The courts have blocked the president in some initiatives. Early last year, Mr. Biden signed an economic stimulus bill that included $4 billion for Black farmers and other “socially disadvantaged” farmers who were discriminated against for years by banks and the federal government. But the money is still frozen due to lawsuits.

In the face of those failures, Biden has said he will increase the use of executive actions that do not require congressional approval. Officials say the president is close to signing an executive order on policing changes that was delayed by a spike in violent crime across the country. Mr. Biden also highlighted steps he has taken to address inflation, including launches of the Strategic Petroleum Reserve and efforts to foster competition in industries such as meatpacking.

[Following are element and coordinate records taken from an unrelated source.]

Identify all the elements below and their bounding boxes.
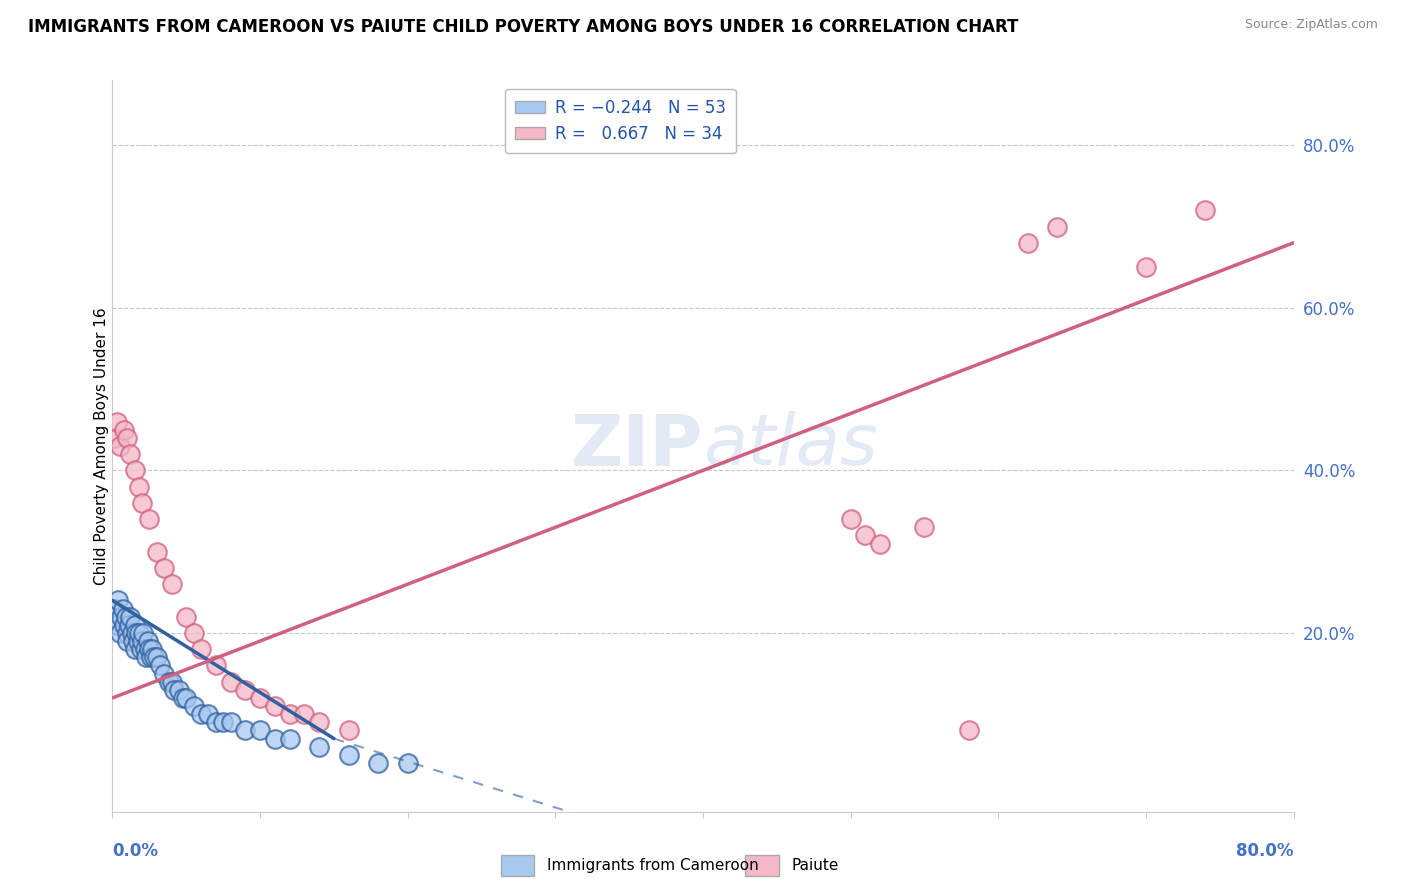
Point [212,715,235,730]
Point [1135,260,1157,275]
Point [855,528,877,542]
Point [278,707,301,722]
Point [131,496,153,510]
Point [107,593,129,607]
Point [111,601,134,615]
Text: ZIP: ZIP [571,411,703,481]
Point [104,601,127,615]
Point [146,544,169,558]
Point [110,609,132,624]
Point [869,536,891,550]
Point [174,690,197,705]
Point [1017,235,1039,250]
Point [249,723,271,738]
Point [112,423,135,437]
Point [190,642,212,657]
Text: atlas: atlas [703,411,877,481]
Point [124,463,146,477]
Point [219,674,242,689]
Point [957,723,980,738]
Point [134,642,156,657]
Text: Immigrants from Cameroon: Immigrants from Cameroon [547,858,759,872]
Text: IMMIGRANTS FROM CAMEROON VS PAIUTE CHILD POVERTY AMONG BOYS UNDER 16 CORRELATION: IMMIGRANTS FROM CAMEROON VS PAIUTE CHILD… [28,18,1018,36]
Point [112,617,135,632]
Point [167,682,190,697]
Point [197,707,219,722]
Point [127,634,149,648]
Point [190,707,212,722]
Point [124,617,146,632]
Point [149,658,172,673]
Point [131,634,153,648]
Point [124,642,146,657]
Text: 0.0%: 0.0% [112,842,159,860]
Point [183,626,205,640]
Point [136,634,159,648]
Point [278,731,301,746]
Point [142,650,165,665]
Point [308,715,330,730]
Point [121,626,143,640]
Point [138,512,160,526]
Point [122,634,145,648]
Point [233,682,256,697]
FancyBboxPatch shape [745,855,779,876]
Point [120,447,142,461]
Point [264,699,287,714]
Legend: R = −0.244   N = 53, R =   0.667   N = 34: R = −0.244 N = 53, R = 0.667 N = 34 [505,88,735,153]
Point [129,642,152,657]
Point [160,674,183,689]
Point [183,699,205,714]
Point [249,690,271,705]
Point [205,658,228,673]
Point [337,723,360,738]
Text: 80.0%: 80.0% [1236,842,1294,860]
Point [132,626,155,640]
Point [141,642,163,657]
Point [108,439,131,453]
Point [219,715,242,730]
Point [914,520,936,534]
Point [117,626,138,640]
Text: Paiute: Paiute [792,858,839,872]
Point [128,480,150,494]
FancyBboxPatch shape [501,855,534,876]
Point [146,650,169,665]
Point [128,626,150,640]
Point [174,609,197,624]
Point [308,739,330,754]
Point [103,431,125,445]
Point [367,756,389,770]
Point [233,723,256,738]
Point [396,756,419,770]
Point [135,650,157,665]
Point [163,682,186,697]
Point [108,626,131,640]
Point [117,431,138,445]
Point [125,626,148,640]
Point [153,666,176,681]
Y-axis label: Child Poverty Among Boys Under 16: Child Poverty Among Boys Under 16 [94,307,108,585]
Point [103,609,125,624]
Point [105,617,128,632]
Point [138,642,160,657]
Point [264,731,287,746]
Point [160,577,183,591]
Point [205,715,228,730]
Point [120,609,142,624]
Point [1194,203,1216,218]
Point [114,609,136,624]
Point [153,561,176,575]
Point [337,747,360,762]
Point [1046,219,1069,234]
Point [117,634,138,648]
Point [839,512,862,526]
Point [157,674,180,689]
Point [105,415,128,429]
Point [139,650,162,665]
Point [118,617,141,632]
Point [172,690,194,705]
Point [292,707,315,722]
Text: Source: ZipAtlas.com: Source: ZipAtlas.com [1244,18,1378,31]
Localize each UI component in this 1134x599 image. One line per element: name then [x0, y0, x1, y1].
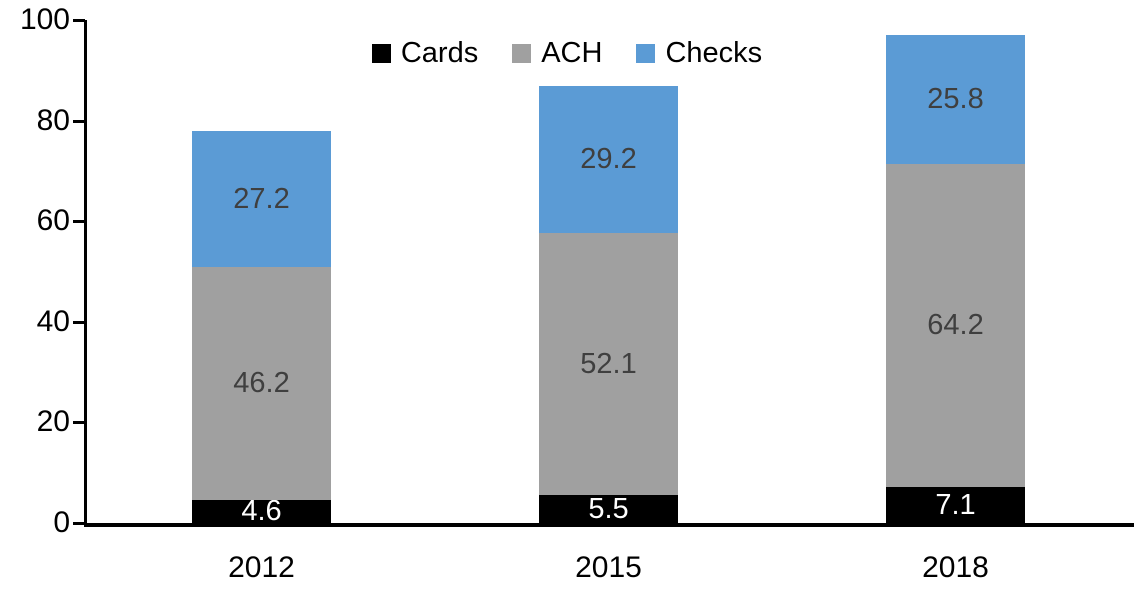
bar-segment-label: 25.8 [927, 82, 984, 115]
legend-item-checks: Checks [636, 37, 762, 70]
legend-label-checks: Checks [665, 37, 763, 69]
y-tick-mark [73, 19, 85, 22]
x-category-label: 2015 [575, 551, 642, 584]
bar-segment-label: 29.2 [580, 143, 637, 176]
bar-segment-ach-2018 [886, 164, 1025, 488]
y-tick-mark [73, 320, 85, 324]
y-tick-label: 100 [19, 3, 70, 36]
bar-segment-cards-2018 [886, 487, 1025, 523]
y-tick-label: 20 [36, 405, 70, 439]
y-tick-label: 80 [36, 103, 70, 137]
bar-segment-label: 27.2 [233, 182, 290, 215]
legend-swatch-checks [636, 44, 656, 63]
y-tick-label: 0 [53, 506, 70, 539]
bar-segment-cards-2015 [539, 495, 678, 523]
legend-item-ach: ACH [512, 37, 602, 70]
y-tick-label: 40 [36, 304, 70, 338]
x-category-label: 2018 [922, 551, 989, 584]
bar-segment-label: 4.6 [241, 494, 282, 527]
legend: Cards ACH Checks [0, 37, 1134, 70]
y-tick-mark [73, 522, 85, 525]
bar-segment-label: 5.5 [588, 492, 629, 525]
bar-segment-checks-2012 [192, 130, 331, 268]
y-tick-label: 60 [36, 204, 70, 238]
bar-segment-checks-2018 [886, 34, 1025, 165]
bar-segment-ach-2015 [539, 233, 678, 496]
y-tick-mark [73, 421, 85, 425]
bar-segment-cards-2012 [192, 499, 331, 523]
bar-segment-label: 46.2 [233, 367, 290, 400]
legend-item-cards: Cards [371, 37, 479, 70]
y-tick-mark [73, 119, 85, 123]
bar-segment-ach-2012 [192, 267, 331, 500]
legend-swatch-cards [371, 44, 391, 63]
bar-segment-checks-2015 [539, 86, 678, 234]
legend-label-cards: Cards [400, 37, 479, 69]
bar-segment-label: 7.1 [935, 488, 976, 521]
y-axis-line [84, 20, 87, 527]
x-category-label: 2012 [228, 551, 295, 584]
bar-segment-label: 52.1 [580, 347, 637, 380]
x-axis-line [84, 523, 1134, 527]
bar-segment-label: 64.2 [927, 309, 984, 342]
y-tick-mark [73, 220, 85, 224]
legend-swatch-ach [512, 44, 532, 63]
legend-label-ach: ACH [541, 37, 603, 69]
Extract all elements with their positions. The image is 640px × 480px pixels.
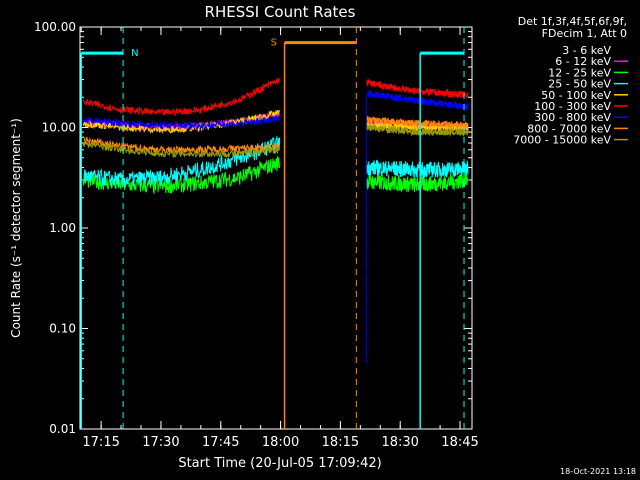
chart-title: RHESSI Count Rates — [205, 3, 356, 21]
legend-entry: 300 - 800 keV — [534, 111, 628, 124]
y-axis-label: Count Rate (s⁻¹ detector segment⁻¹) — [9, 118, 23, 338]
series-line — [82, 136, 281, 188]
legend-label: 100 - 300 keV — [534, 100, 611, 113]
night-marker-label: N — [131, 48, 138, 59]
time-markers: NS — [80, 27, 465, 429]
legend-label: 7000 - 15000 keV — [513, 134, 611, 147]
series-line — [366, 78, 469, 99]
series-line — [82, 115, 281, 131]
legend-label: 50 - 100 keV — [541, 89, 611, 102]
axes-ticks: 0.01 0.10 1.00 10.00 100.00 17:15 17:30 17:45 18… — [34, 20, 479, 450]
series-line — [365, 124, 469, 138]
legend-label: 3 - 6 keV — [562, 44, 611, 57]
series-line — [365, 159, 469, 180]
legend-label: 6 - 12 keV — [555, 55, 611, 68]
legend-entry: 6 - 12 keV — [555, 55, 628, 68]
legend-label: 800 - 7000 keV — [527, 122, 611, 135]
series-line — [82, 152, 281, 203]
y-tick-label: 0.10 — [49, 322, 76, 336]
legend-label: 12 - 25 keV — [548, 66, 611, 79]
series-line — [365, 172, 469, 193]
series-line — [82, 135, 281, 156]
legend-label: 300 - 800 keV — [534, 111, 611, 124]
x-axis-label: Start Time (20-Jul-05 17:09:42) — [178, 456, 381, 471]
legend-entry: 25 - 50 keV — [548, 78, 628, 91]
y-tick-label: 10.00 — [42, 121, 76, 135]
x-tick-label: 18:45 — [441, 435, 478, 450]
y-tick-label: 1.00 — [49, 221, 76, 235]
x-tick-label: 18:00 — [262, 435, 299, 450]
legend: Det 1f,3f,4f,5f,6f,9f, FDecim 1, Att 0 3… — [513, 15, 628, 147]
x-tick-label: 17:45 — [202, 435, 239, 450]
legend-entry: 100 - 300 keV — [534, 100, 628, 113]
series-line — [82, 140, 280, 159]
series-line — [365, 115, 469, 129]
legend-header-2: FDecim 1, Att 0 — [542, 27, 627, 40]
x-tick-label: 18:15 — [322, 435, 359, 450]
y-tick-label: 0.01 — [49, 422, 76, 436]
x-tick-label: 17:30 — [142, 435, 179, 450]
legend-entry: 50 - 100 keV — [541, 89, 628, 102]
y-tick-label: 100.00 — [34, 20, 76, 34]
legend-entry: 3 - 6 keV — [562, 44, 628, 57]
x-tick-label: 17:15 — [82, 435, 119, 450]
saa-marker-label: S — [271, 38, 277, 49]
series-line — [82, 156, 281, 195]
footer-date: 18-Oct-2021 13:18 — [560, 467, 636, 476]
legend-label: 25 - 50 keV — [548, 78, 611, 91]
series-layer — [82, 77, 469, 364]
legend-entry: 12 - 25 keV — [548, 66, 628, 79]
legend-header-1: Det 1f,3f,4f,5f,6f,9f, — [518, 15, 627, 28]
x-tick-label: 18:30 — [381, 435, 418, 450]
legend-entry: 7000 - 15000 keV — [513, 134, 628, 147]
legend-entry: 800 - 7000 keV — [527, 122, 628, 135]
series-line — [366, 90, 469, 111]
series-line — [82, 77, 281, 117]
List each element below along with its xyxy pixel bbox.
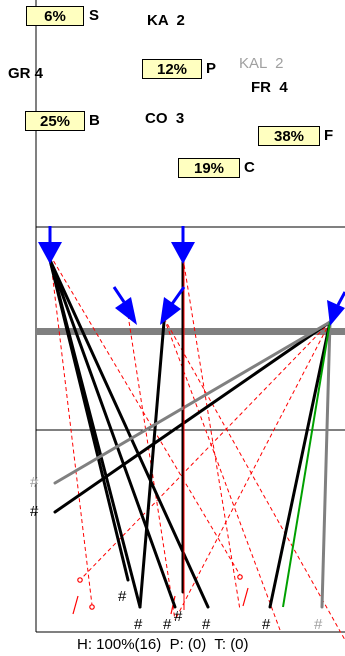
hash-marker: # bbox=[314, 616, 323, 633]
party-label: GR 4 bbox=[8, 65, 44, 82]
cue-marker bbox=[237, 574, 243, 580]
cue-tick bbox=[242, 587, 249, 607]
arrow-icon bbox=[112, 286, 137, 325]
hash-marker: # bbox=[174, 608, 183, 625]
block-letter: P bbox=[206, 60, 217, 77]
cue-markers bbox=[72, 574, 249, 615]
arrow-icon bbox=[327, 291, 345, 326]
arrow-icon bbox=[38, 226, 62, 264]
block-pct-box: 38% bbox=[258, 126, 320, 146]
cue-line bbox=[49, 254, 241, 576]
block-letter: C bbox=[244, 159, 255, 176]
arrow-icon bbox=[160, 286, 186, 325]
block-letter: S bbox=[89, 7, 100, 24]
cue-line bbox=[182, 257, 241, 611]
hash-marker: # bbox=[163, 616, 172, 633]
shot-line bbox=[138, 320, 166, 609]
shot-line bbox=[53, 320, 332, 514]
block-pct-box: 12% bbox=[142, 59, 202, 79]
cue-tick bbox=[72, 595, 79, 615]
hash-marker: # bbox=[118, 588, 127, 605]
party-label: CO 3 bbox=[145, 110, 185, 127]
hash-marker: # bbox=[202, 616, 211, 633]
shot-line bbox=[268, 320, 332, 609]
block-pct-box: 25% bbox=[25, 111, 85, 131]
net-bar bbox=[36, 328, 345, 335]
hash-marker: # bbox=[262, 616, 271, 633]
block-pct-box: 19% bbox=[178, 158, 240, 178]
hash-marker: # bbox=[134, 616, 143, 633]
hash-marker: # bbox=[30, 474, 39, 491]
party-label: KAL 2 bbox=[239, 55, 284, 72]
party-label: KA 2 bbox=[147, 12, 185, 29]
shot-line bbox=[48, 258, 142, 609]
arrow-icon bbox=[171, 226, 195, 264]
cue-line bbox=[163, 317, 345, 641]
arrows bbox=[38, 226, 345, 326]
gray-shot-line bbox=[53, 320, 332, 485]
shot-line bbox=[48, 258, 177, 609]
cue-line bbox=[49, 254, 93, 606]
cue-line bbox=[79, 321, 331, 581]
cue-marker bbox=[89, 604, 95, 610]
status-line: H: 100%(16) P: (0) T: (0) bbox=[77, 636, 249, 653]
cue-line bbox=[163, 317, 281, 631]
block-letter: F bbox=[324, 127, 334, 144]
green-shot-line bbox=[282, 321, 331, 608]
hash-marker: # bbox=[30, 503, 39, 520]
shot-lines bbox=[48, 256, 332, 609]
cue-marker bbox=[77, 577, 83, 583]
block-pct-box: 6% bbox=[26, 6, 84, 26]
gray-shot-line bbox=[320, 320, 332, 609]
block-letter: B bbox=[89, 112, 100, 129]
party-label: FR 4 bbox=[251, 79, 288, 96]
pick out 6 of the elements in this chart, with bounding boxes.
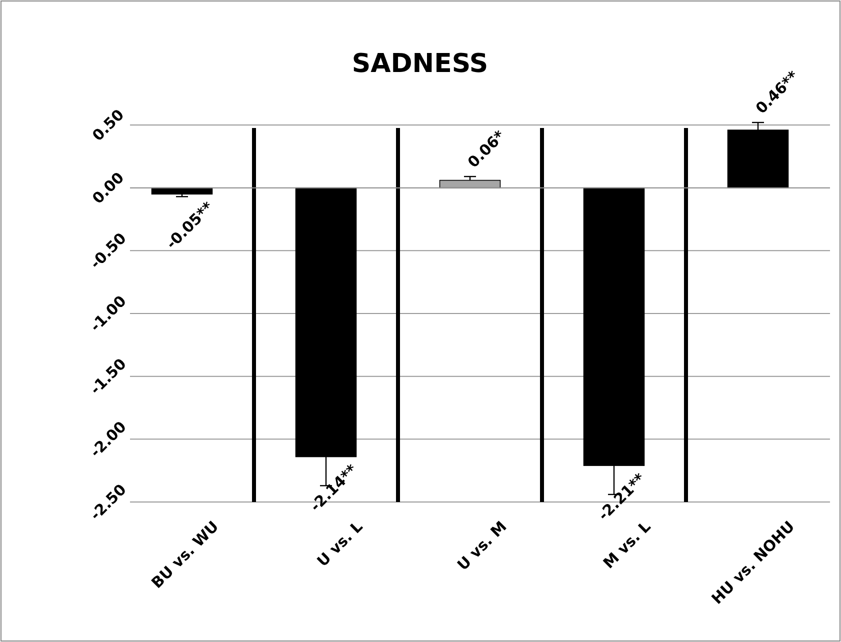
x-tick-label: BU vs. WU <box>148 518 222 592</box>
x-tick-label: U vs. M <box>454 518 510 574</box>
x-tick-label: M vs. L <box>600 517 655 572</box>
chart-title: SADNESS <box>352 49 488 79</box>
x-tick-label: U vs. L <box>314 517 367 570</box>
bar <box>439 180 501 188</box>
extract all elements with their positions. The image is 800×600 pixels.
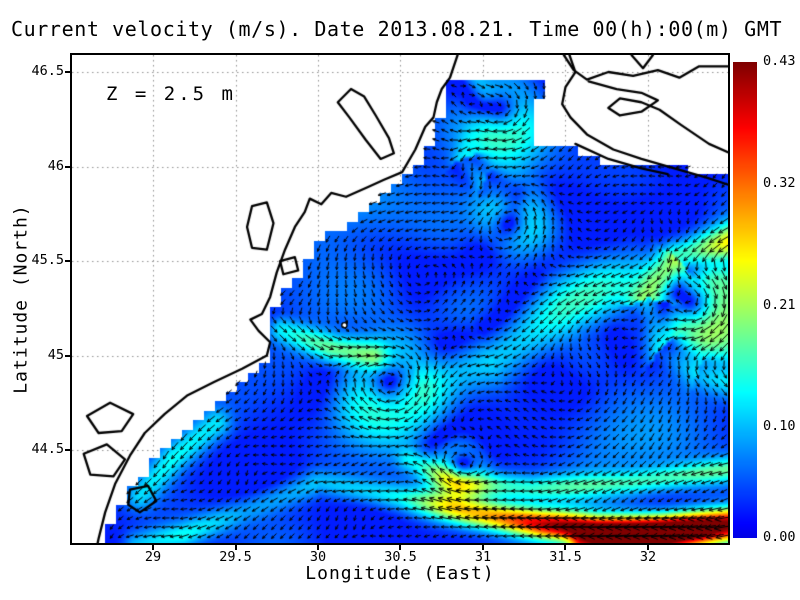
colorbar-tick-label: 0.00 bbox=[763, 529, 796, 545]
y-tick-mark bbox=[65, 354, 70, 357]
x-tick-label: 30 bbox=[309, 549, 327, 565]
x-tick-label: 32 bbox=[639, 549, 657, 565]
x-axis-label: Longitude (East) bbox=[305, 563, 495, 584]
colorbar-tick-label: 0.10 bbox=[763, 418, 796, 435]
y-tick-mark bbox=[65, 449, 70, 451]
chart-title: Current velocity (m/s). Date 2013.08.21.… bbox=[11, 17, 783, 41]
x-tick-label: 31 bbox=[474, 549, 492, 565]
colorbar-tick-label: 0.32 bbox=[763, 174, 796, 191]
colorbar bbox=[733, 62, 757, 538]
colorbar-tick-label: 0.43 bbox=[763, 53, 796, 69]
x-tick-label: 29 bbox=[144, 549, 162, 565]
x-tick-label: 31.5 bbox=[549, 549, 582, 565]
vector-field-map-canvas bbox=[72, 55, 728, 543]
plot-area: Z = 2.5 m bbox=[70, 53, 730, 545]
x-tick-mark bbox=[317, 545, 319, 550]
colorbar-tick-label: 0.21 bbox=[763, 296, 796, 313]
y-tick-label: 45.5 bbox=[31, 252, 64, 268]
y-tick-mark bbox=[65, 165, 70, 168]
y-tick-label: 45 bbox=[47, 346, 64, 363]
depth-annotation: Z = 2.5 m bbox=[106, 83, 236, 105]
x-tick-mark bbox=[646, 545, 649, 550]
y-axis-label: Latitude (North) bbox=[10, 204, 32, 394]
x-tick-label: 30.5 bbox=[384, 549, 417, 565]
y-tick-label: 46.5 bbox=[31, 63, 64, 79]
x-tick-mark bbox=[564, 545, 567, 550]
y-tick-label: 44.5 bbox=[31, 441, 64, 457]
x-tick-mark bbox=[152, 545, 154, 550]
y-tick-mark bbox=[65, 71, 70, 73]
x-tick-mark bbox=[481, 545, 484, 550]
x-tick-mark bbox=[399, 545, 402, 550]
x-tick-mark bbox=[234, 545, 237, 550]
y-tick-label: 46 bbox=[47, 157, 64, 174]
x-tick-label: 29.5 bbox=[219, 549, 252, 565]
y-tick-mark bbox=[65, 260, 70, 262]
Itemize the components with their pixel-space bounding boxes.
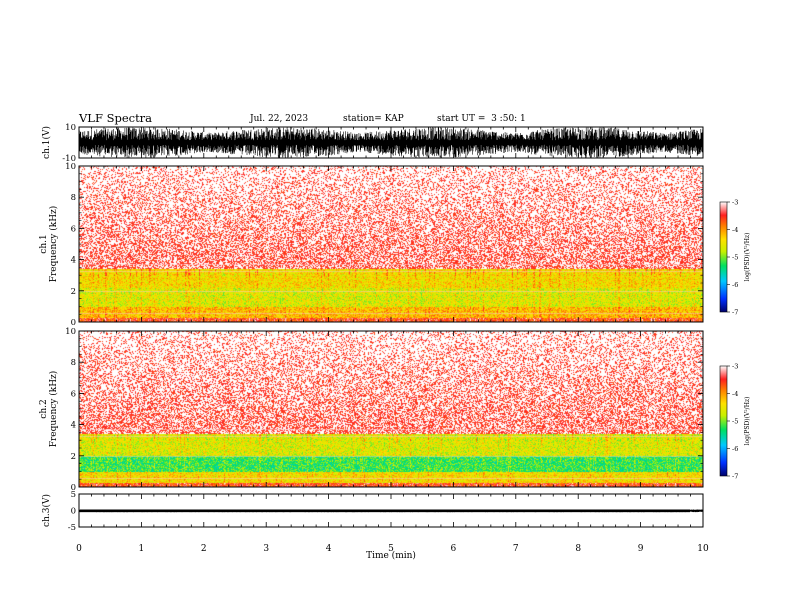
colorbar-tick-label: -6 [732,445,738,453]
colorbar-tick-label: -4 [732,390,738,398]
colorbar-tick-label: -7 [732,309,738,317]
chart-title: VLF Spectra [79,111,153,125]
x-tick-label: 0 [76,544,82,554]
colorbar-tick-label: -5 [732,254,738,262]
x-tick-label: 6 [451,544,457,554]
s1-ytick-label: 10 [65,162,76,172]
s1-ytick-label: 8 [71,193,76,203]
s2-ytick-label: 10 [65,327,76,337]
s2-ytick-label: 8 [71,358,76,368]
ch2-spectrogram-panel: 0 2 4 6 8 10 ch.2 Frequency (kHz) [39,327,704,493]
x-tick-label: 4 [326,544,332,554]
ch1-waveform-panel: 10 -10 ch.1(V) [41,123,704,164]
s1-ytick-label: 6 [71,224,76,234]
ch2-colorbar: -3 -4 -5 -6 -7 log(PSD)(V²/Hz) [719,363,751,481]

In his remarks Thursday in North Carolina, Biden called on Congress to act quickly on semiconductor legislation, a sprawling bipartisan effort that would spend billions of dollars aimed at helping the United States compete against China and other countries. . The House and Senate have passed conflicting versions of the bill and must reconcile the changes before sending it to Biden’s desk.

Mr. Biden said the legislation would reduce the cost of goods, telling the audience that it would provide $90 billion for research and development, manufacturing, and science, technology, engineering, and math education.

“All of those elements of the supply chain,” he said, “we need to produce final products right here in the United States.”